А настроение у Петровны было сходить поначалу на кладбище, Гаврилу попроведать. Не жаловаться, не ругать судьбу, просто посидеть рядом с ним на скамейке, одной, без Ани, без Алешки, чтоб не травить их, чтоб не думалось им бог знает чего; мало ли, она хоть и старуха, а тоже может своего захотеть, вот хоть одной побыть, посидеть у Гаврилы в изголовье. Так или иначе, а будет у нее теперь новое жилье, и жить ли там, не жить — но уж без него теперь, без Гаврилы, о том сказать ему надо, поведать хоть словом.

Кладбище старуха любила, потому что там ей становилось спокойно; одним здесь страшно, другим — горько, с третьими вообще непонятно чего творится у могил, а ее умиротворение берет здесь, да и тишина такая, нетревожность вокруг, что гул жизни кажется далеким, почти не существующим.

Пришла и на этот раз, как всегда успокоенная, умиротворенная, но в малую долю все же другая; сама от себя не ждала — сопротивлялась сколько могла, сколько сил и выдумки хватало, отбивалась от этой комнаты, а вот настал черед получать ордер, владелицей становиться нового своего, может, последнего жилища — разволновалась, что ли, верней — непокой какой-то почувствовала в душе, будто вдруг соблазн появился, да какой великий минутами — плюнуть на всю жизнь, какая она ни есть, забраться в свою келью, спрятаться от всех, в саму себя спрятаться и исчезнуть для жизни. Она знала — она не могла такого, не способна, но все же с оторопью немалой чувствовала в себе брожение этих мыслей, чуждых ей, злых, несправедливых, не по ней, не по ее душе, да вот были же они как были, и оттого захотелось побыть одной, у Гаврилы посидеть, понять себя, может, а заодно и от него чего услышать, вдруг да услышится.

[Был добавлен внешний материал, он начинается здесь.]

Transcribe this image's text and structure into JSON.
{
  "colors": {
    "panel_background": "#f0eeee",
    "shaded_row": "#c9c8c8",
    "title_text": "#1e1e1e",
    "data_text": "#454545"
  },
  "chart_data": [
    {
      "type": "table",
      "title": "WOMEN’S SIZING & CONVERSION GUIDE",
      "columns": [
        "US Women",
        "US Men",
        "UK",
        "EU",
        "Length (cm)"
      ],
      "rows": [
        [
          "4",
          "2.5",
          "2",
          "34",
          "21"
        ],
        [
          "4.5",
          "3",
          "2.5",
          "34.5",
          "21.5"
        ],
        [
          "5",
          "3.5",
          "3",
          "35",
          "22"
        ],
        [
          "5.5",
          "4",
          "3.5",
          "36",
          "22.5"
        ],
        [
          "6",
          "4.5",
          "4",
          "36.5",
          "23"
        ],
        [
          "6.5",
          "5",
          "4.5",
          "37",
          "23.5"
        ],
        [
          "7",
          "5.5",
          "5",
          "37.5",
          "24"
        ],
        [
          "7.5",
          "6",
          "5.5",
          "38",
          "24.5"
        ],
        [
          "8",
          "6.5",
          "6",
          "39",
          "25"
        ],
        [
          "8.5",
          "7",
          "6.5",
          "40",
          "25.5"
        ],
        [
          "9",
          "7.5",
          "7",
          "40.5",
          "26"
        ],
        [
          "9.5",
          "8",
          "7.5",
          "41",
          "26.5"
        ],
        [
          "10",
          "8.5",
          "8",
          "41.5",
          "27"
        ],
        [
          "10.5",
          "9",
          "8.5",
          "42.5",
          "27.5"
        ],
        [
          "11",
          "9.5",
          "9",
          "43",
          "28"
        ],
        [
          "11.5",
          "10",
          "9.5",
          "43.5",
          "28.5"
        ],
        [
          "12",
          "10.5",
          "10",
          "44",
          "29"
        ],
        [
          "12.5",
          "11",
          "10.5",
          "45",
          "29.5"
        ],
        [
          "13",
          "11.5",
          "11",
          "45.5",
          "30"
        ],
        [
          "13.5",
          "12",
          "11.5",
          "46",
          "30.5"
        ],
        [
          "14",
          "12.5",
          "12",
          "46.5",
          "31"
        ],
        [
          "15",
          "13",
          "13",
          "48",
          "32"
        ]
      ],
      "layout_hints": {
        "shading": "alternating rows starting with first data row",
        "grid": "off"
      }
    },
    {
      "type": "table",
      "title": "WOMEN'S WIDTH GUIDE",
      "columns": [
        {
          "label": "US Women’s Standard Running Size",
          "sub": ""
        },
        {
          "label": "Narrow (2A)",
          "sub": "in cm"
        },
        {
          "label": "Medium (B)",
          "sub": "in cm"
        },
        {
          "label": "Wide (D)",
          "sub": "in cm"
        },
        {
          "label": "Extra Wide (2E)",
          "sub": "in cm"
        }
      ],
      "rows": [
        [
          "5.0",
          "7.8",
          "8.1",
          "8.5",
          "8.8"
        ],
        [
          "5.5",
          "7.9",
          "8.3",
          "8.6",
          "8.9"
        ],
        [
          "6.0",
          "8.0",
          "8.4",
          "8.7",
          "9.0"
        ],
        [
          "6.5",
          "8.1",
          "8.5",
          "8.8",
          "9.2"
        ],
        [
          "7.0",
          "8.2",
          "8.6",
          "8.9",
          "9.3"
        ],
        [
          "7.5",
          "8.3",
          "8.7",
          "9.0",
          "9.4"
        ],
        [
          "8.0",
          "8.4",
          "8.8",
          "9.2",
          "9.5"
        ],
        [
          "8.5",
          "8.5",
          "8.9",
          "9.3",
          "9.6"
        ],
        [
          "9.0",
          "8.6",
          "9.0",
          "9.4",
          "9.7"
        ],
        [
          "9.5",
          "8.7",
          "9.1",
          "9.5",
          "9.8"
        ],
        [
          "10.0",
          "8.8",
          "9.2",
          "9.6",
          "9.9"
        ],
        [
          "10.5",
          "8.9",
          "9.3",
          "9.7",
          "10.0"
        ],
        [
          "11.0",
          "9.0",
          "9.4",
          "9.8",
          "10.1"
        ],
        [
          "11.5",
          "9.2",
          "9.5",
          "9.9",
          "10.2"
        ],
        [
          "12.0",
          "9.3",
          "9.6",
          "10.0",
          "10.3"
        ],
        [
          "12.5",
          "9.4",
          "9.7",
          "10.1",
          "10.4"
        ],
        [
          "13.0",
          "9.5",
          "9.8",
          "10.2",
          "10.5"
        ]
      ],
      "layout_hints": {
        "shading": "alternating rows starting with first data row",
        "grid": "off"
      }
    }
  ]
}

«Зачем мне комната-то? — спрашивала себя. — А значит, надо. Значит, надо, иначе бы зачем и шла получать ордер этот? Отвяжусь от дела-то разом, авось и комната когда сгодится. Слышь, Гаврила? Гаврила? Не слышит…»

День стоял как по заказу — березы светло горели на солнце, лист истончался, прозрачнел от света, и хоть на кладбище было немало ели, сосны, особенно ели — темной и на солнце, — все вокруг будто налилось пронизывающим теплом, струилось светом, отдавало солнечной игрой. Напротив ограды, совсем рядом, на кусте акации, которую кто-то посадил в память о ком-то, на самой вершинке куста сидела, слегка покачиваясь, лесная зарянка, маленькая, юркая, с малиновым подбрюшком, и веселыми черными глазами оглядывала вокруг пространство, в которое летела ее цвиркающая-тренькающая песенка. Казалось Петровне, будто зарянка нарочно прилетела сюда, к ней, к старухе, чтобы показать себя и похвастаться пеньем и нарядом, и Петровна невольно улыбалась, боясь шелохнуться, спугнуть неожиданную подружку. Веселая была зарянка, смелая, пела и пела себе; видно было, как тонко, пульсирующе бьется ее шея, когда из горла с посвистом и с теньканьем вырывалась песенная музыка.